Common Job Failures
The job died with a "exceeded MEM usage hard limit" error
This problem is accompanied by an error message that looks like this:
Job deleted at request of email@example.com job 123456 exceeded MEM usage hard limit (2000 > 1000)
Reason this occurs: Each job is assigned a set amount of RAM before the job starts. At least 1 processor assigned to job 123456 attempted to use 2000MB of RAM when only 1000MB was allocated.
The default memory assignment is 1GB of RAM per processor. For example, a 64 processor job (#PBS -l nodes=64, #PBS -l nodes=8:ppn=8, etc.) is allotted 64GB of RAM by default. The job script can change the default and request more or less memory.
There are two main ways to request memory - per-process, and per-job. To request a set amount of memory for the entire job, add this line to your job script:
#PBS -l mem=16gb
To request a set amount of memory for each processor assigned to the job add this line to your job script:
#PBS -l pmem=2gb
The "#PBS -l mem=16gb" requests exactly 16GB of RAM, no matter if 1 CPU or 100 CPUs are assigned to the job (#PBS -l nodes=1 or #PBS -l nodes=100).
The "#PBS -l pmem=2gb" requests exactly 2GB of RAM per processor assigned to the job. If 16 processors are assigned, the job will be allocated 32GB of RAM. If 64 processors are assigned, the job will be allocated 128GB of RAM.
If you encounter this error: The error message should say what the problem was and how much the job went over in memory usage. A safe recommendation is to use the "pmem" option, increasing the amount of memory requested by 1GB of RAM each time. e.g. if you asked for "pmem=2gb" and you saw this error, ask for "pmem=3gb" next time or increase the number of processors requested (assuming the job uses less memory when more processors are given to the same problem).
Matlab Job Failures
Job Failing with this kind of error:
Starting matlabpool using the 'local' configuration ... stopped.

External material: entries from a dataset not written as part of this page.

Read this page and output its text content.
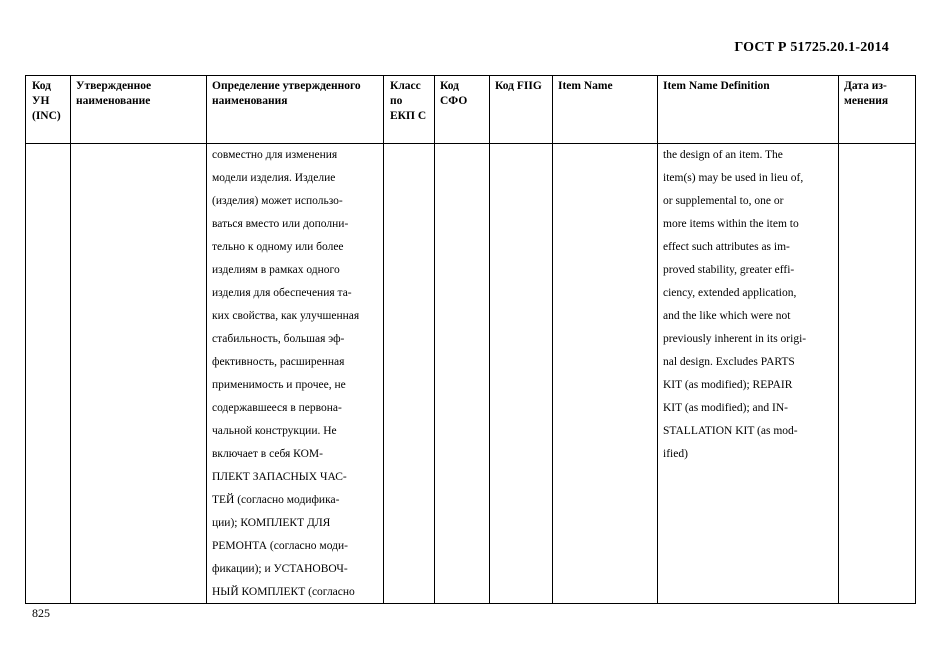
ГОСТ Р 51725.20.1-2014
Код УН (INC)
Утвержденное наименование
Определение утвержденного наименования
Класс по ЕКП С
Код СФО
Код FIIG Item Name	Item Name Definition	Дата из-менения
совместно для изменения
модели изделия. Изделие
(изделия) может использо-
ваться вместо или дополни-
тельно к одному или более
изделиям в рамках одного
изделия для обеспечения та-
ких свойства, как улучшенная
стабильность, большая эф-
фективность, расширенная
применимость и прочее, не
содержавшееся в первона-
чальной конструкции. Не
включает в себя КОМ-
ПЛЕКТ ЗАПАСНЫХ ЧАС-
ТЕЙ (согласно модифика-
ции); КОМПЛЕКТ ДЛЯ
РЕМОНТА (согласно моди-
фикации); и УСТАНОВОЧ-
НЫЙ КОМПЛЕКТ (согласно
the design of an item. The
item(s) may be used in lieu of,
or supplemental to, one or
more items within the item to
effect such attributes as im-
proved stability, greater effi-
ciency, extended application,
and the like which were not
previously inherent in its origi-
nal design. Excludes PARTS
KIT (as modified); REPAIR
KIT (as modified); and IN-
STALLATION KIT (as mod-
ified)
825
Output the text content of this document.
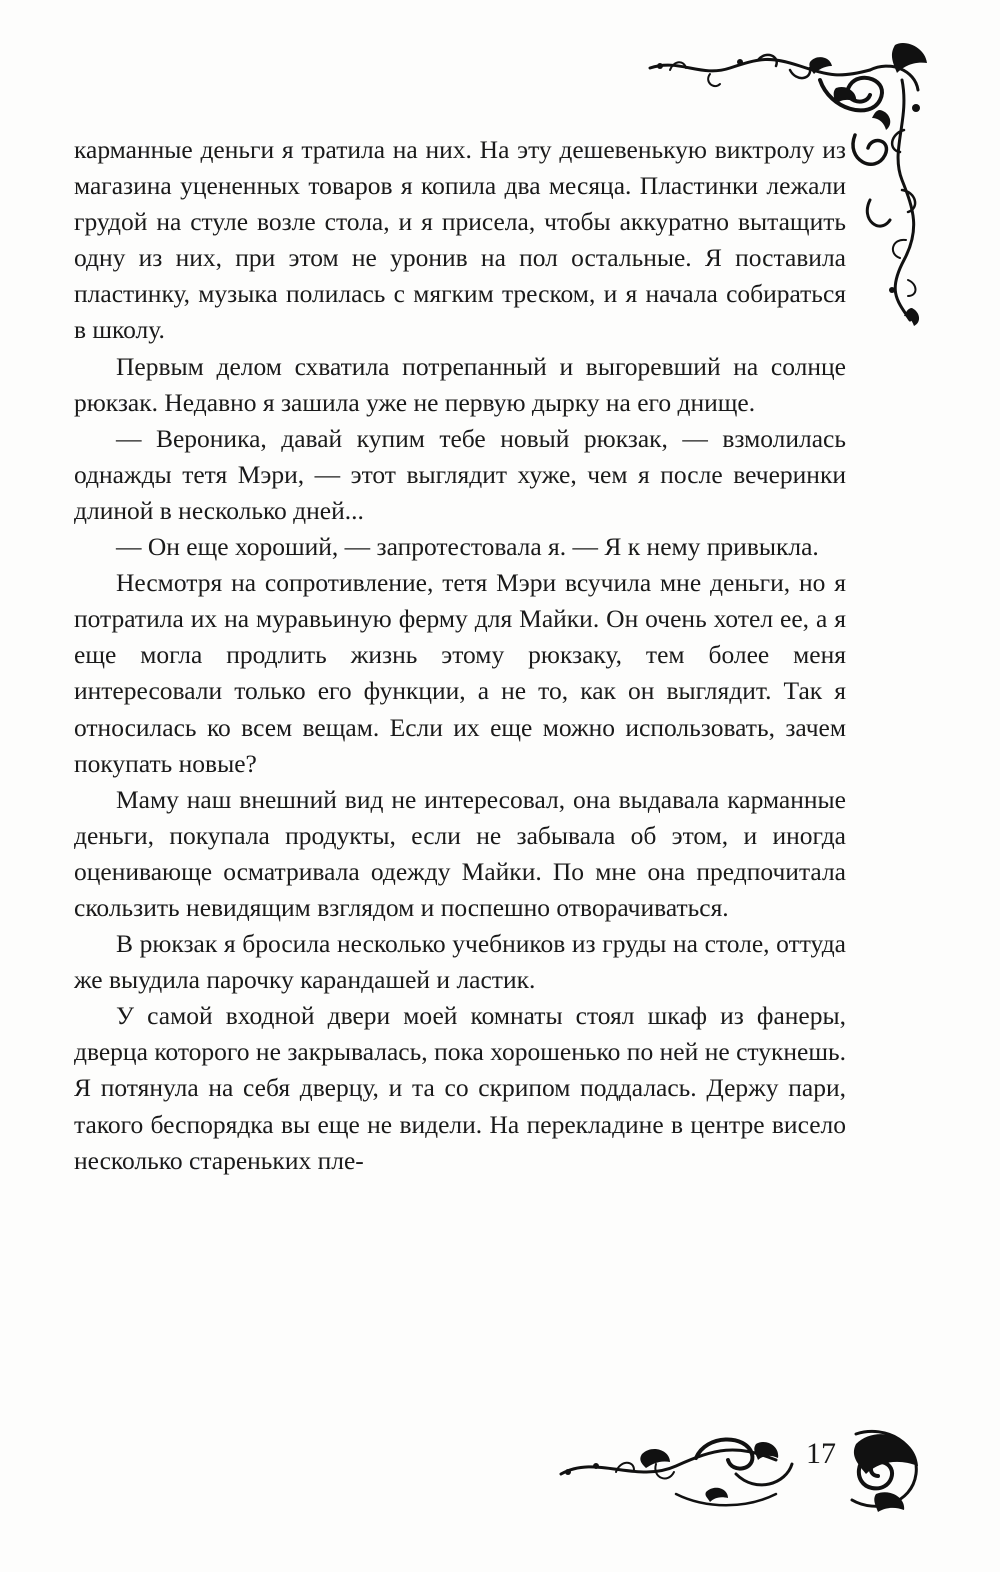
карманные деньги я тратила на них. На эту дешевенькую виктролу из магазина уцененных товаров я копила два месяца. Пластинки лежали грудой на стуле возле стола, и я присела, чтобы аккуратно вытащить одну из них, при этом не уронив на пол остальные. Я поставила пластинку, музыка полилась с мягким треском, и я начала собираться в школу.

Первым делом схватила потрепанный и выгоревший на солнце рюкзак. Недавно я зашила уже не первую дырку на его днище.

— Вероника, давай купим тебе новый рюкзак, — взмолилась однажды тетя Мэри, — этот выглядит хуже, чем я после вечеринки длиной в несколько дней...

— Он еще хороший, — запротестовала я. — Я к нему привыкла.

Несмотря на сопротивление, тетя Мэри всучила мне деньги, но я потратила их на муравьиную ферму для Майки. Он очень хотел ее, а я еще могла продлить жизнь этому рюкзаку, тем более меня интересовали только его функции, а не то, как он выглядит. Так я относилась ко всем вещам. Если их еще можно использовать, зачем покупать новые?

Маму наш внешний вид не интересовал, она выдавала карманные деньги, покупала продукты, если не забывала об этом, и иногда оценивающе осматривала одежду Майки. По мне она предпочитала скользить невидящим взглядом и поспешно отворачиваться.

В рюкзак я бросила несколько учебников из груды на столе, оттуда же выудила парочку карандашей и ластик.

У самой входной двери моей комнаты стоял шкаф из фанеры, дверца которого не закрывалась, пока хорошенько по ней не стукнешь. Я потянула на себя дверцу, и та со скрипом поддалась. Держу пари, такого беспорядка вы еще не видели. На перекладине в центре висело несколько стареньких пле-

17
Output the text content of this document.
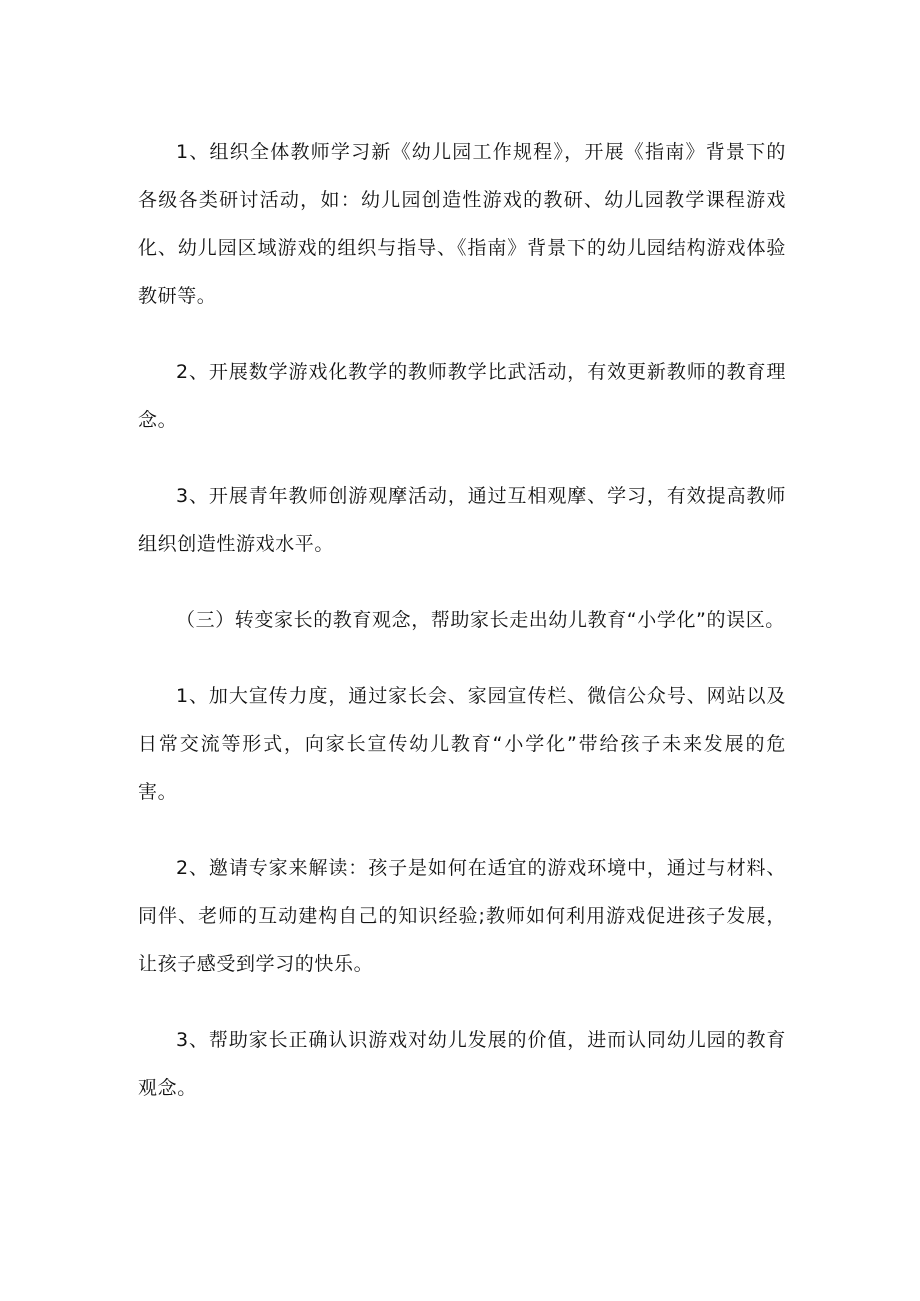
1、组织全体教师学习新《幼儿园工作规程》，开展《指南》背景下的各级各类研讨活动，如：幼儿园创造性游戏的教研、幼儿园教学课程游戏化、幼儿园区域游戏的组织与指导、《指南》背景下的幼儿园结构游戏体验教研等。

2、开展数学游戏化教学的教师教学比武活动，有效更新教师的教育理念。

3、开展青年教师创游观摩活动，通过互相观摩、学习，有效提高教师组织创造性游戏水平。

（三）转变家长的教育观念，帮助家长走出幼儿教育“小学化”的误区。

1、加大宣传力度，通过家长会、家园宣传栏、微信公众号、网站以及日常交流等形式，向家长宣传幼儿教育“小学化”带给孩子未来发展的危害。

2、邀请专家来解读：孩子是如何在适宜的游戏环境中，通过与材料、同伴、老师的互动建构自己的知识经验;教师如何利用游戏促进孩子发展，让孩子感受到学习的快乐。

3、帮助家长正确认识游戏对幼儿发展的价值，进而认同幼儿园的教育观念。
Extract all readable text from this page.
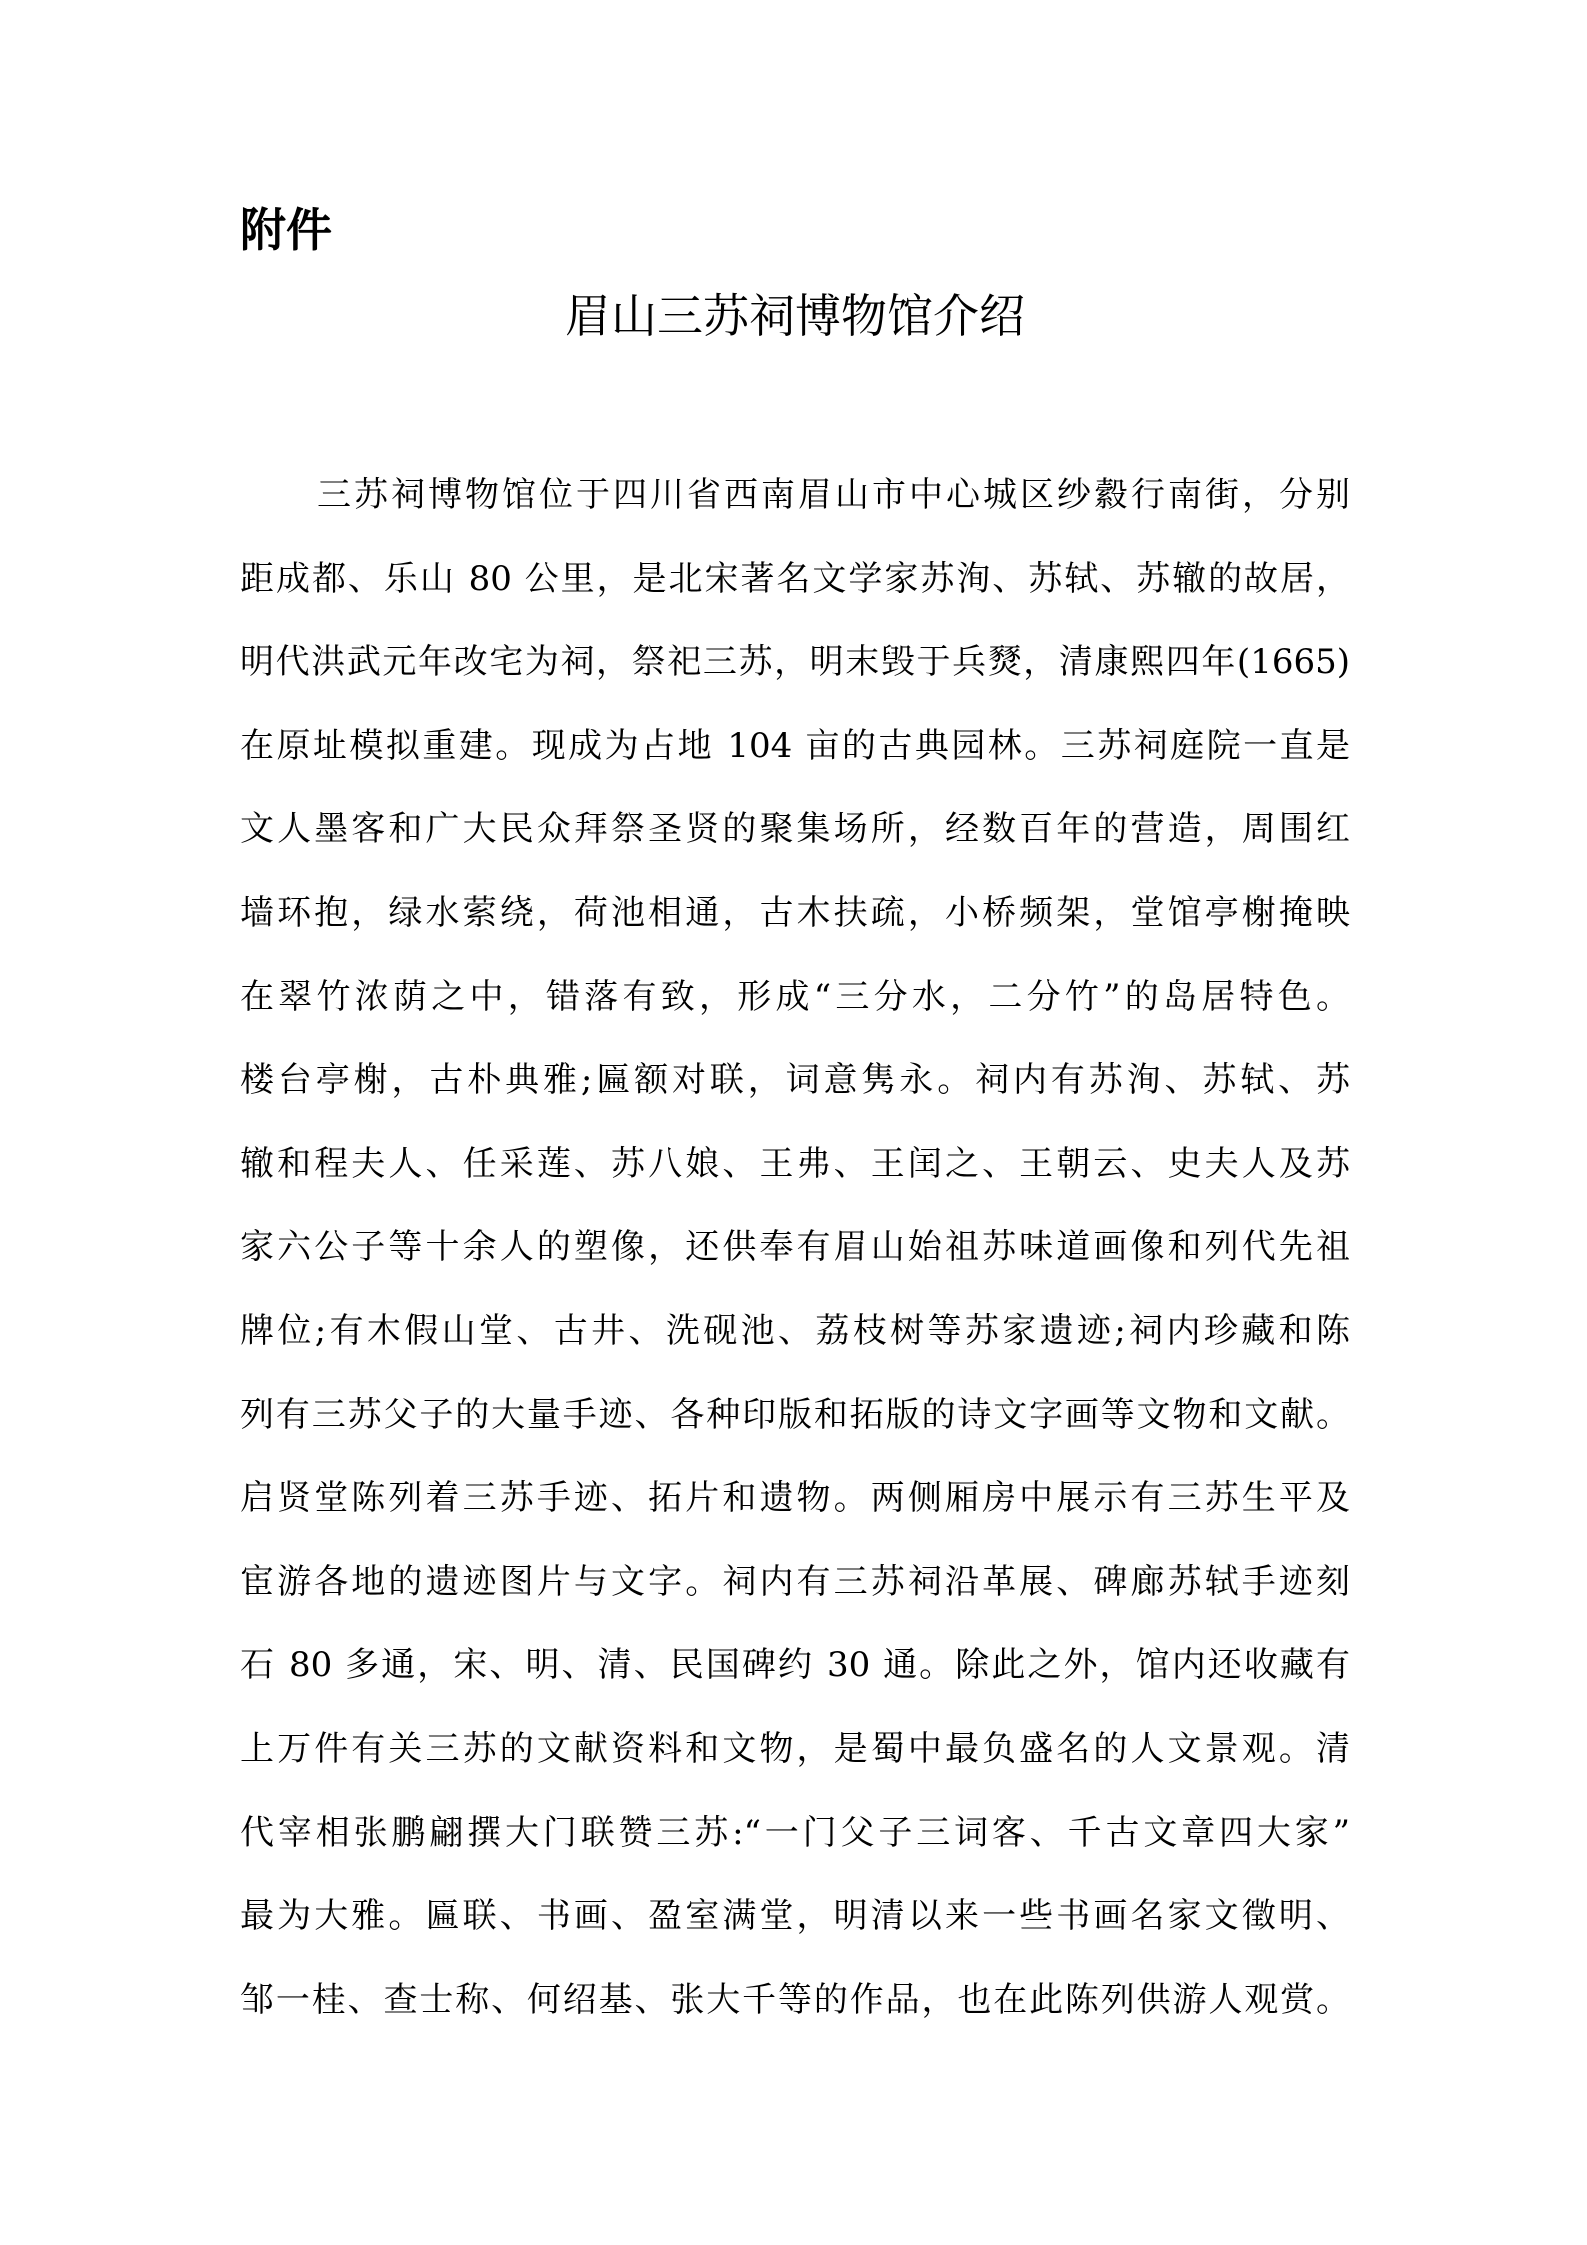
附件
眉山三苏祠博物馆介绍
三苏祠博物馆位于四川省西南眉山市中心城区纱縠行南街，分别
距成都、乐山 80 公里，是北宋著名文学家苏洵、苏轼、苏辙的故居，
明代洪武元年改宅为祠，祭祀三苏，明末毁于兵燹，清康熙四年(1665)
在原址模拟重建。现成为占地 104 亩的古典园林。三苏祠庭院一直是
文人墨客和广大民众拜祭圣贤的聚集场所，经数百年的营造，周围红
墙环抱，绿水萦绕，荷池相通，古木扶疏，小桥频架，堂馆亭榭掩映
在翠竹浓荫之中，错落有致，形成“三分水，二分竹”的岛居特色。
楼台亭榭，古朴典雅;匾额对联，词意隽永。祠内有苏洵、苏轼、苏
辙和程夫人、任采莲、苏八娘、王弗、王闰之、王朝云、史夫人及苏
家六公子等十余人的塑像，还供奉有眉山始祖苏味道画像和列代先祖
牌位;有木假山堂、古井、洗砚池、荔枝树等苏家遗迹;祠内珍藏和陈
列有三苏父子的大量手迹、各种印版和拓版的诗文字画等文物和文献。
启贤堂陈列着三苏手迹、拓片和遗物。两侧厢房中展示有三苏生平及
宦游各地的遗迹图片与文字。祠内有三苏祠沿革展、碑廊苏轼手迹刻
石 80 多通，宋、明、清、民国碑约 30 通。除此之外，馆内还收藏有
上万件有关三苏的文献资料和文物，是蜀中最负盛名的人文景观。清
代宰相张鹏翩撰大门联赞三苏:“一门父子三词客、千古文章四大家”
最为大雅。匾联、书画、盈室满堂，明清以来一些书画名家文徵明、
邹一桂、查士称、何绍基、张大千等的作品，也在此陈列供游人观赏。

Error using matlabpool (line 136) Failed to open matlabpool. (For information in addition to the causing error, validate the configuration 'local' in the Configurations Manager.)
Error in Job1 (line 12) matlabpool open local Caused by: Error using distcomp.interactiveclient/pGetSockets>iThrowIfBadParallelJobStatus (line 114)
The interactive parallel job finished without any messages.
Solution (WARNING: Try the solutions ONE AT A TIME! Do not implement multiple solutions without attempting each one by itself. Implementing all solutions concurrently can break things even more! ) :
This type of error is usually caused by a limitation in the environment. Whenever a job is executed, the Operating System (OS) tries to keep users from consuming too many resources. Consumption of an excessive amount of memory, or disk space, or files on a node typically indicates that an application is "out of control". The OS limits the potential damage from an out of control application by limiting what each environment can do (for example, one limitation is the number of files that can be open concurrently).
This occasionally causes problems for some scientific applications.
If you see this problem in matlab, here are the steps to try:
1. Are you opening a "local" pool with matlab? If so, make sure you include this snippet of code before calling "matlabpool open local". (See the matlab page for more information)
if ~strcmp(getenv('PBS_JOBID'),'') sched = findResource('scheduler','type','local'); local_scheduler_data=[sched.DataLocation,'/',getenv('PBS_JOBID')] mkdir(local_scheduler_data); sched.DataLocation=local_scheduler_data; end
2. Is it still broken? If so, increase the "open files" limit.
- View your current "open files" limit with "ulimit -a".
- Double that limit by editing your ~/.bashrc file and adding the line "ulimit -n
- Logout and relogin
- Check that the change worked by executing "ulimit -a" again
3. Is it still broken? If so, increase the "stack size" limit.
- Follow the same procedure as for the "open files" limit, except change "ulimit -n" to "ulimit -s".
4. Is it still broken? If so, increase the "max user processes" limit.
- Follow the same procedure as for the "open files" limit, except change "ulimit -n" to "ulimit -u".
These four solutions have been known to fix matlab problems where the local pool cannot start.